Statement by Brian O’Donnell, Director, Campaign for Nature, on the Outcomes of COP16
Cali, Colombia (2nd November 2024) - Some issues were advanced at COP16, and COP President Colombia and Parties to the Convention deserve praise for making progress in a difficult negotiating atmosphere, particularly with the historic adoption of a subsidiary body for Indigenous Peoples and Local Communities, which empowers Indigenous peoples and local communities with a greater role in influencing the outcomes of the Convention, and for creating a mechanism that will finally make companies accountable for paying their fair share for the use of biodiversity (by advancing the sharing of benefits derived from the digital sequencing of information from genetic resources with the countries and people where they were acquired, particularly Indigenous peoples and local communities via a newly established Cali Fund). There were also impressive partnerships and actions on display outside of the formal COP negotiations from Indigenous peoples and local communities, civil society organizations, scientists, philanthropy, subnational governments and individual countries that are advancing nature conservation.
In assessing the outcomes of COP16, it is important to keep the scale of the biodiversity crisis in mind. One-third of tree species face extinction. 90% of global marine fish stocks are now fully exploited or overfished. Deforestation increased last year, and scientists have warned that continuing biodiversity loss risks increased disease pandemics. There is no path to meet global biodiversity and climate goals without conserving at least 30% of the world’s lands and ocean and closing the massive biodiversity finance gap.
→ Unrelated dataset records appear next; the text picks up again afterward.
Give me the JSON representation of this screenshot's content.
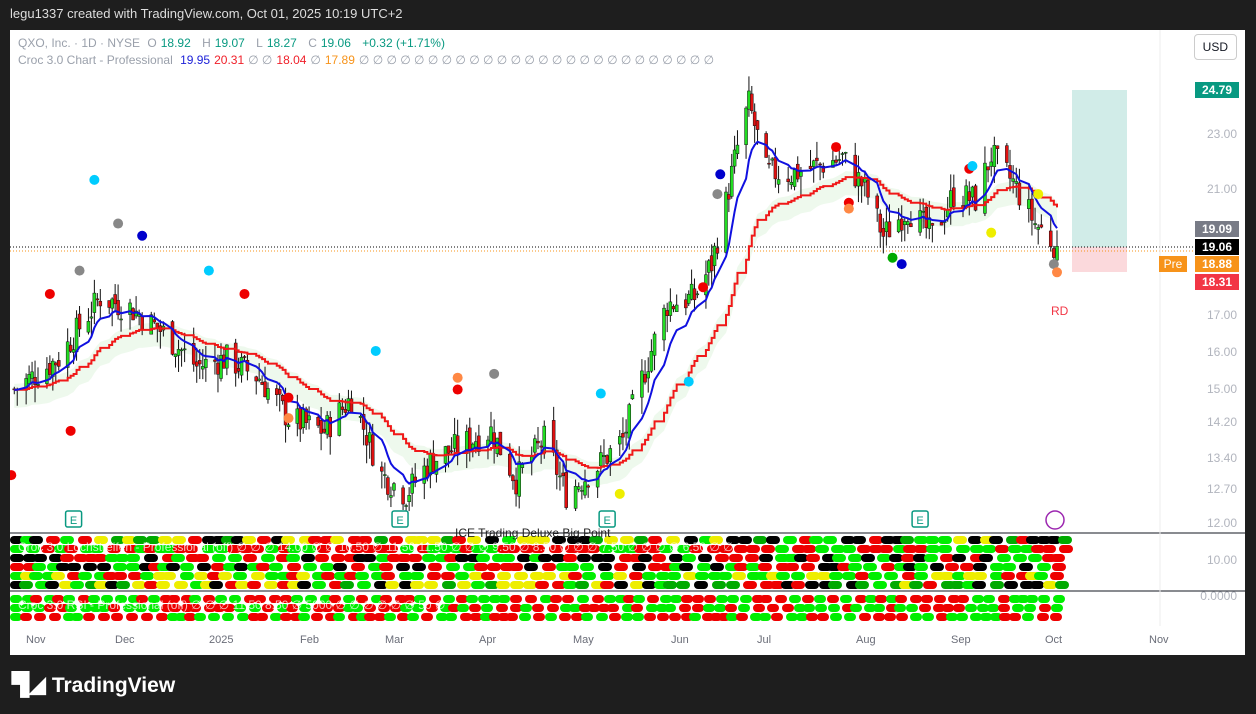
{
  "header": {
    "attribution": "legu1337 created with TradingView.com, Oct 01, 2025 10:19 UTC+2"
  },
  "legend": {
    "symbol": "QXO, Inc. · 1D · NYSE",
    "o_label": "O",
    "open": "18.92",
    "h_label": "H",
    "high": "19.07",
    "l_label": "L",
    "low": "18.27",
    "c_label": "C",
    "close": "19.06",
    "change": "+0.32 (+1.71%)",
    "indicator": "Croc 3.0 Chart - Professional",
    "v1": "19.95",
    "v2": "20.31",
    "v3": "∅ ∅",
    "v4": "18.04",
    "v5": "∅",
    "v6": "17.89",
    "rest": "∅ ∅ ∅ ∅ ∅ ∅ ∅ ∅ ∅ ∅ ∅ ∅ ∅ ∅ ∅ ∅ ∅ ∅ ∅ ∅   ∅ ∅ ∅ ∅ ∅ ∅"
  },
  "currency": "USD",
  "price_axis": {
    "ticks": [
      "23.00",
      "21.00",
      "17.00",
      "16.00",
      "15.00",
      "14.20",
      "13.40",
      "12.70",
      "12.00"
    ],
    "indicator_ticks": [
      "10.00",
      "0.0000"
    ],
    "tags": {
      "target": "24.79",
      "high": "19.09",
      "last": "19.06",
      "pre_label": "Pre",
      "pre": "18.88",
      "stop": "18.31"
    }
  },
  "time_axis": [
    "Nov",
    "Dec",
    "2025",
    "Feb",
    "Mar",
    "Apr",
    "May",
    "Jun",
    "Jul",
    "Aug",
    "Sep",
    "Oct",
    "Nov"
  ],
  "annotations": {
    "rd": "RD",
    "earnings": "E"
  },
  "indicators": {
    "pane1": "Croc 3.0 Lochstreifen - Professional (off)  ∅ ∅ ∅ 14.00 ∅ ∅ 10.50 ∅ 11.50 11.50 ∅ ∅ ∅ 9.50 ∅ 8.50 ∅ ∅ ∅ 7.50 ∅ ∅ ∅ ∅ 6.50 ∅ ∅",
    "pane1b": "ICE Trading Deluxe Big Point",
    "pane2": "Croc 3.0 RSI - Professional (off)  ∅ ∅ ∅ 11.50 8.50 ∅ 5000 ∅ ∅ ∅ ∅ ∅ ∅ 50 ∅"
  },
  "footer": {
    "brand": "TradingView"
  },
  "colors": {
    "up": "#089981",
    "down": "#f23645",
    "candle_up": "#22dd22",
    "candle_down": "#e01010",
    "fast": "#1010e0",
    "slow": "#f01818",
    "target": "#d1ece8",
    "risk": "#fbd9dc"
  },
  "chart_data": {
    "type": "candlestick",
    "scale": "log",
    "ylim": [
      11.8,
      25.5
    ],
    "xlim": [
      "2024-10-22",
      "2025-11-05"
    ],
    "closes": [
      [
        "2024-10-24",
        15.0
      ],
      [
        "2024-11-08",
        15.8
      ],
      [
        "2024-11-22",
        17.5
      ],
      [
        "2024-12-02",
        17.2
      ],
      [
        "2024-12-13",
        16.5
      ],
      [
        "2024-12-24",
        15.6
      ],
      [
        "2025-01-03",
        15.8
      ],
      [
        "2025-01-14",
        15.3
      ],
      [
        "2025-01-24",
        14.3
      ],
      [
        "2025-02-05",
        14.0
      ],
      [
        "2025-02-14",
        14.8
      ],
      [
        "2025-02-24",
        13.0
      ],
      [
        "2025-03-04",
        12.6
      ],
      [
        "2025-03-12",
        13.3
      ],
      [
        "2025-03-20",
        13.6
      ],
      [
        "2025-04-01",
        14.0
      ],
      [
        "2025-04-09",
        12.9
      ],
      [
        "2025-04-18",
        13.8
      ],
      [
        "2025-04-25",
        12.6
      ],
      [
        "2025-05-05",
        13.2
      ],
      [
        "2025-05-13",
        13.8
      ],
      [
        "2025-05-20",
        15.5
      ],
      [
        "2025-05-27",
        17.3
      ],
      [
        "2025-06-05",
        17.5
      ],
      [
        "2025-06-11",
        18.5
      ],
      [
        "2025-06-16",
        20.5
      ],
      [
        "2025-06-20",
        22.5
      ],
      [
        "2025-06-24",
        24.2
      ],
      [
        "2025-06-30",
        21.6
      ],
      [
        "2025-07-08",
        21.5
      ],
      [
        "2025-07-16",
        21.8
      ],
      [
        "2025-07-24",
        22.1
      ],
      [
        "2025-07-31",
        21.0
      ],
      [
        "2025-08-06",
        19.4
      ],
      [
        "2025-08-14",
        20.3
      ],
      [
        "2025-08-22",
        19.4
      ],
      [
        "2025-08-29",
        20.8
      ],
      [
        "2025-09-05",
        20.6
      ],
      [
        "2025-09-10",
        22.2
      ],
      [
        "2025-09-17",
        21.2
      ],
      [
        "2025-09-24",
        19.8
      ],
      [
        "2025-10-01",
        19.06
      ]
    ],
    "markers": [
      [
        "2024-10-23",
        13.0,
        "#e00"
      ],
      [
        "2024-11-05",
        17.6,
        "#e00"
      ],
      [
        "2024-11-12",
        14.0,
        "#e00"
      ],
      [
        "2024-11-15",
        18.3,
        "#888"
      ],
      [
        "2024-11-20",
        21.3,
        "#0cf"
      ],
      [
        "2024-11-28",
        19.8,
        "#888"
      ],
      [
        "2024-12-06",
        19.4,
        "#00c"
      ],
      [
        "2024-12-28",
        18.3,
        "#0cf"
      ],
      [
        "2025-01-09",
        17.6,
        "#e00"
      ],
      [
        "2025-01-24",
        14.8,
        "#e00"
      ],
      [
        "2025-01-24",
        14.3,
        "#f84"
      ],
      [
        "2025-02-22",
        16.0,
        "#0cf"
      ],
      [
        "2025-03-21",
        15.3,
        "#f84"
      ],
      [
        "2025-03-21",
        15.0,
        "#e00"
      ],
      [
        "2025-04-02",
        15.4,
        "#888"
      ],
      [
        "2025-05-06",
        14.9,
        "#0cf"
      ],
      [
        "2025-05-12",
        12.6,
        "#ee0"
      ],
      [
        "2025-06-03",
        15.2,
        "#0cf"
      ],
      [
        "2025-06-08",
        17.8,
        "#e00"
      ],
      [
        "2025-06-13",
        20.8,
        "#888"
      ],
      [
        "2025-06-14",
        21.5,
        "#00c"
      ],
      [
        "2025-07-26",
        20.5,
        "#e00"
      ],
      [
        "2025-07-26",
        20.3,
        "#f84"
      ],
      [
        "2025-07-22",
        22.5,
        "#e00"
      ],
      [
        "2025-08-12",
        18.5,
        "#00c"
      ],
      [
        "2025-08-09",
        18.7,
        "#0a0"
      ],
      [
        "2025-09-03",
        21.7,
        "#e00"
      ],
      [
        "2025-09-04",
        21.8,
        "#0cf"
      ],
      [
        "2025-09-10",
        19.5,
        "#ee0"
      ],
      [
        "2025-09-25",
        20.8,
        "#ee0"
      ],
      [
        "2025-09-30",
        18.5,
        "#888"
      ],
      [
        "2025-10-01",
        18.25,
        "#f84"
      ]
    ],
    "earnings": [
      "2024-11-13",
      "2025-03-02",
      "2025-05-08",
      "2025-08-18"
    ]
  }
}
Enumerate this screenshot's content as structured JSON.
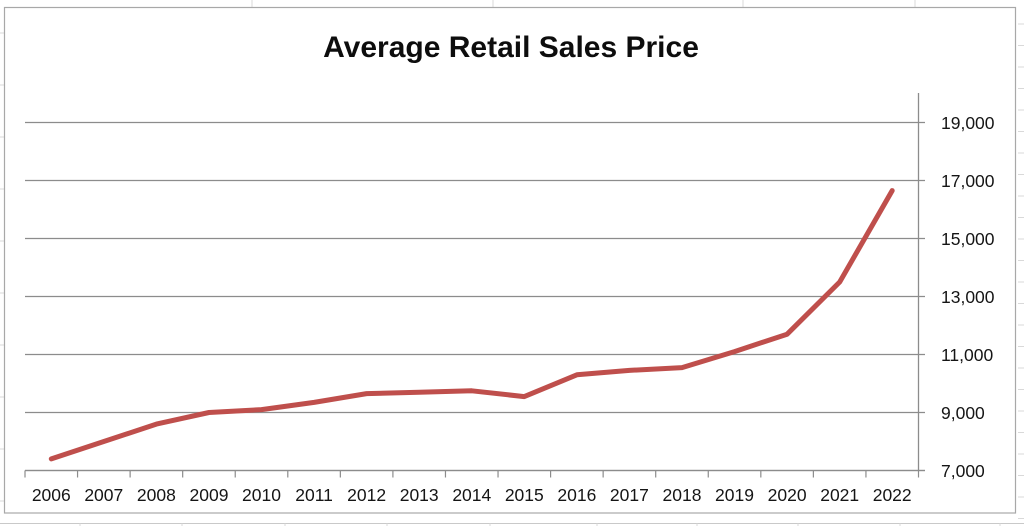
{
  "chart_data": {
    "type": "line",
    "title": "Average Retail Sales Price",
    "categories": [
      "2006",
      "2007",
      "2008",
      "2009",
      "2010",
      "2011",
      "2012",
      "2013",
      "2014",
      "2015",
      "2016",
      "2017",
      "2018",
      "2019",
      "2020",
      "2021",
      "2022"
    ],
    "series": [
      {
        "name": "Average Retail Sales Price",
        "color": "#bf4f4c",
        "values": [
          7400,
          8000,
          8600,
          9000,
          9100,
          9350,
          9650,
          9700,
          9750,
          9550,
          10300,
          10450,
          10550,
          11100,
          11700,
          13500,
          16650
        ]
      }
    ],
    "xlabel": "",
    "ylabel": "",
    "ylim": [
      7000,
      20100
    ],
    "yticks": [
      7000,
      9000,
      11000,
      13000,
      15000,
      17000,
      19000
    ],
    "ytick_labels": [
      "7,000",
      "9,000",
      "11,000",
      "13,000",
      "15,000",
      "17,000",
      "19,000"
    ],
    "y_axis_side": "right",
    "grid": "horizontal",
    "legend": "none",
    "colors": {
      "series_line": "#bf4f4c",
      "gridline": "#8c8c8c",
      "axis": "#8c8c8c",
      "chart_border": "#a8a8a8",
      "sheet_gridline": "#d9d9d9",
      "text": "#151515"
    }
  }
}
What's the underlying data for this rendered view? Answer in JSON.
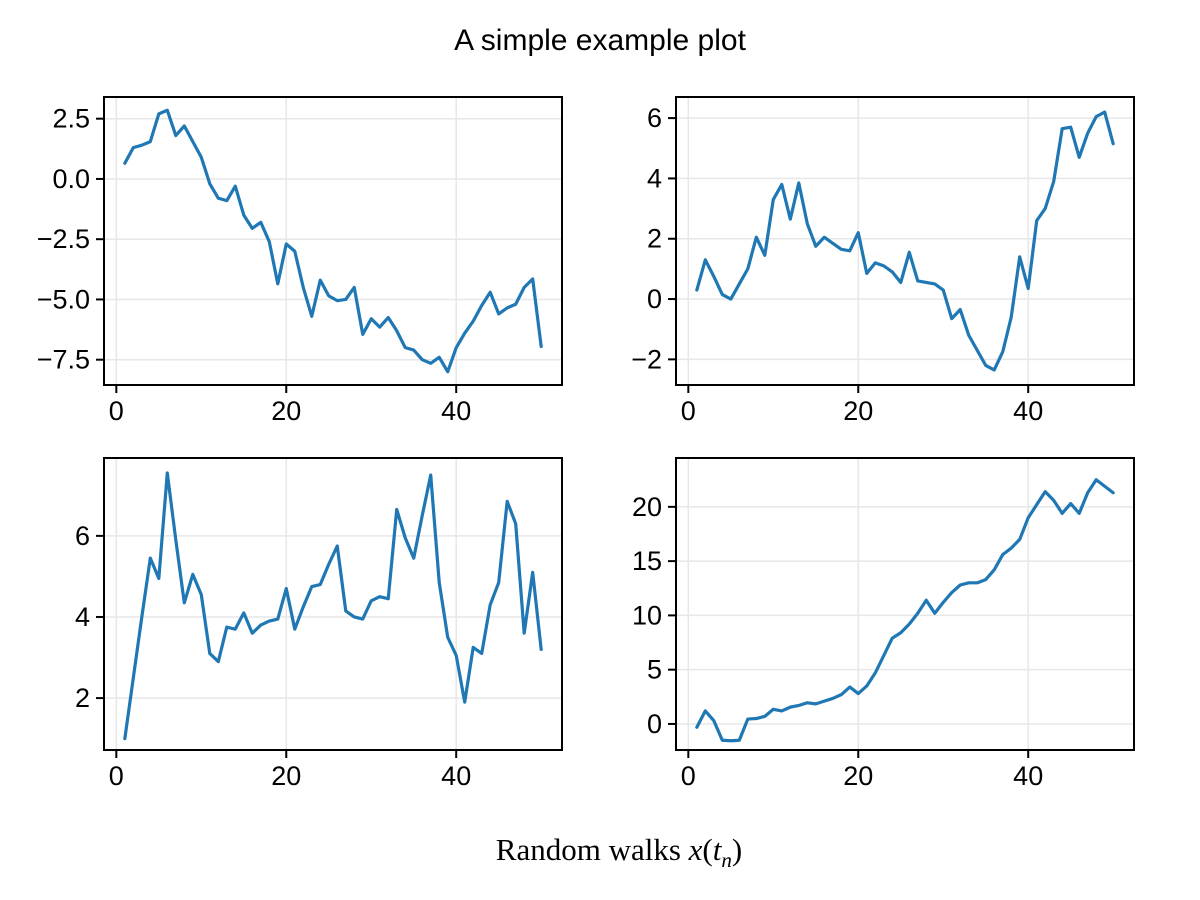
{
  "figure": {
    "title": "A simple example plot",
    "xlabel": {
      "full": "Random walks x(t_n)",
      "parts": [
        {
          "text": "Random walks ",
          "style": "upright"
        },
        {
          "text": "x",
          "style": "italic"
        },
        {
          "text": "(",
          "style": "upright"
        },
        {
          "text": "t",
          "style": "italic"
        },
        {
          "text": "n",
          "style": "subscript-italic"
        },
        {
          "text": ")",
          "style": "upright"
        }
      ]
    },
    "colors": {
      "line": "#1f77b4",
      "grid": "#e7e7e7",
      "spine": "#000000",
      "text": "#000000",
      "background": "#ffffff"
    }
  },
  "chart_data": [
    {
      "id": "top-left",
      "type": "line",
      "x_start": 1,
      "x_step": 1,
      "values": [
        0.65,
        1.3,
        1.4,
        1.55,
        2.7,
        2.85,
        1.8,
        2.2,
        1.55,
        0.9,
        -0.2,
        -0.8,
        -0.9,
        -0.3,
        -1.5,
        -2.05,
        -1.8,
        -2.6,
        -4.35,
        -2.7,
        -3.0,
        -4.5,
        -5.7,
        -4.2,
        -4.85,
        -5.05,
        -5.0,
        -4.5,
        -6.45,
        -5.8,
        -6.15,
        -5.75,
        -6.3,
        -7.0,
        -7.1,
        -7.5,
        -7.65,
        -7.4,
        -8.0,
        -7.0,
        -6.4,
        -5.9,
        -5.25,
        -4.7,
        -5.6,
        -5.35,
        -5.2,
        -4.5,
        -4.15,
        -6.95
      ],
      "xlim": [
        -1.45,
        52.45
      ],
      "ylim": [
        -8.55,
        3.4
      ],
      "xticks": [
        0,
        20,
        40
      ],
      "xtick_labels": [
        "0",
        "20",
        "40"
      ],
      "yticks": [
        2.5,
        0,
        -2.5,
        -5,
        -7.5
      ],
      "ytick_labels": [
        "2.5",
        "0.0",
        "−2.5",
        "−5.0",
        "−7.5"
      ],
      "grid": true
    },
    {
      "id": "top-right",
      "type": "line",
      "x_start": 1,
      "x_step": 1,
      "values": [
        0.3,
        1.3,
        0.75,
        0.15,
        0.0,
        0.5,
        1.0,
        2.05,
        1.45,
        3.3,
        3.8,
        2.65,
        3.85,
        2.5,
        1.75,
        2.05,
        1.85,
        1.65,
        1.6,
        2.2,
        0.85,
        1.2,
        1.1,
        0.9,
        0.55,
        1.55,
        0.6,
        0.55,
        0.5,
        0.3,
        -0.65,
        -0.35,
        -1.2,
        -1.7,
        -2.2,
        -2.35,
        -1.75,
        -0.6,
        1.4,
        0.35,
        2.6,
        3.0,
        3.9,
        5.65,
        5.7,
        4.7,
        5.5,
        6.05,
        6.2,
        5.15
      ],
      "xlim": [
        -1.45,
        52.45
      ],
      "ylim": [
        -2.85,
        6.7
      ],
      "xticks": [
        0,
        20,
        40
      ],
      "xtick_labels": [
        "0",
        "20",
        "40"
      ],
      "yticks": [
        -2,
        0,
        2,
        4,
        6
      ],
      "ytick_labels": [
        "−2",
        "0",
        "2",
        "4",
        "6"
      ],
      "grid": true
    },
    {
      "id": "bottom-left",
      "type": "line",
      "x_start": 1,
      "x_step": 1,
      "values": [
        1.0,
        2.5,
        4.0,
        5.45,
        4.95,
        7.55,
        5.9,
        4.35,
        5.05,
        4.55,
        3.1,
        2.9,
        3.75,
        3.7,
        4.1,
        3.6,
        3.8,
        3.9,
        3.95,
        4.7,
        3.7,
        4.25,
        4.75,
        4.8,
        5.3,
        5.75,
        4.15,
        4.0,
        3.95,
        4.4,
        4.5,
        4.45,
        6.65,
        5.95,
        5.45,
        6.5,
        7.5,
        4.85,
        3.5,
        3.05,
        1.9,
        3.25,
        3.1,
        4.3,
        4.85,
        6.85,
        6.3,
        3.6,
        5.1,
        3.2
      ],
      "xlim": [
        -1.45,
        52.45
      ],
      "ylim": [
        0.72,
        7.92
      ],
      "xticks": [
        0,
        20,
        40
      ],
      "xtick_labels": [
        "0",
        "20",
        "40"
      ],
      "yticks": [
        2,
        4,
        6
      ],
      "ytick_labels": [
        "2",
        "4",
        "6"
      ],
      "grid": true
    },
    {
      "id": "bottom-right",
      "type": "line",
      "x_start": 1,
      "x_step": 1,
      "values": [
        -0.3,
        1.2,
        0.3,
        -1.5,
        -1.55,
        -1.5,
        0.45,
        0.5,
        0.7,
        1.35,
        1.2,
        1.55,
        1.7,
        1.95,
        1.85,
        2.1,
        2.35,
        2.7,
        3.4,
        2.8,
        3.5,
        4.7,
        6.3,
        7.9,
        8.4,
        9.2,
        10.2,
        11.4,
        10.2,
        11.2,
        12.1,
        12.8,
        13.0,
        13.0,
        13.3,
        14.2,
        15.6,
        16.2,
        17.0,
        19.0,
        20.2,
        21.4,
        20.6,
        19.4,
        20.3,
        19.4,
        21.3,
        22.5,
        21.9,
        21.3
      ],
      "xlim": [
        -1.45,
        52.45
      ],
      "ylim": [
        -2.4,
        24.5
      ],
      "xticks": [
        0,
        20,
        40
      ],
      "xtick_labels": [
        "0",
        "20",
        "40"
      ],
      "yticks": [
        0,
        5,
        10,
        15,
        20
      ],
      "ytick_labels": [
        "0",
        "5",
        "10",
        "15",
        "20"
      ],
      "grid": true
    }
  ]
}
Unfortunately, too many countries and UN officials came to Cali without the urgency and level of ambition needed to secure outcomes at COP16 to address our species' most urgent existential issue.
Failure to make progress on finance in the face of unprecedented biodiversity loss keeps the world on the path to nature loss and species extinction. Every COP needs to demonstrate ambition, rapid progress, and increased global cooperation. We are past the point where half-measures will suffice. Moving forward, government leaders need to make biodiversity a much higher political priority, especially in treasuries. There is no more important issue than ensuring a viable future for all life on Earth.
The suspension of the COP without any agreed-upon finance strategy is alarming. Governments need to immediately put in place high-level political leadership to create a plan of action for the policies and funding needed to meet the targets of the Global Biodiversity Framework. They don’t need to wait for an intersessional meeting or the next COP to act with urgency, and I encourage countries to go far beyond the minimum actions taken at COP16 and instead show the children of the world and all the species we share the planet with, that we care about their future and will urgently act to secure a liveable planet.
Countries will now need to put nature, and particularly nature finance higher on the priority list during the climate COP in Baku this month and the baton also passes to Brazil to drive that agenda until COP30.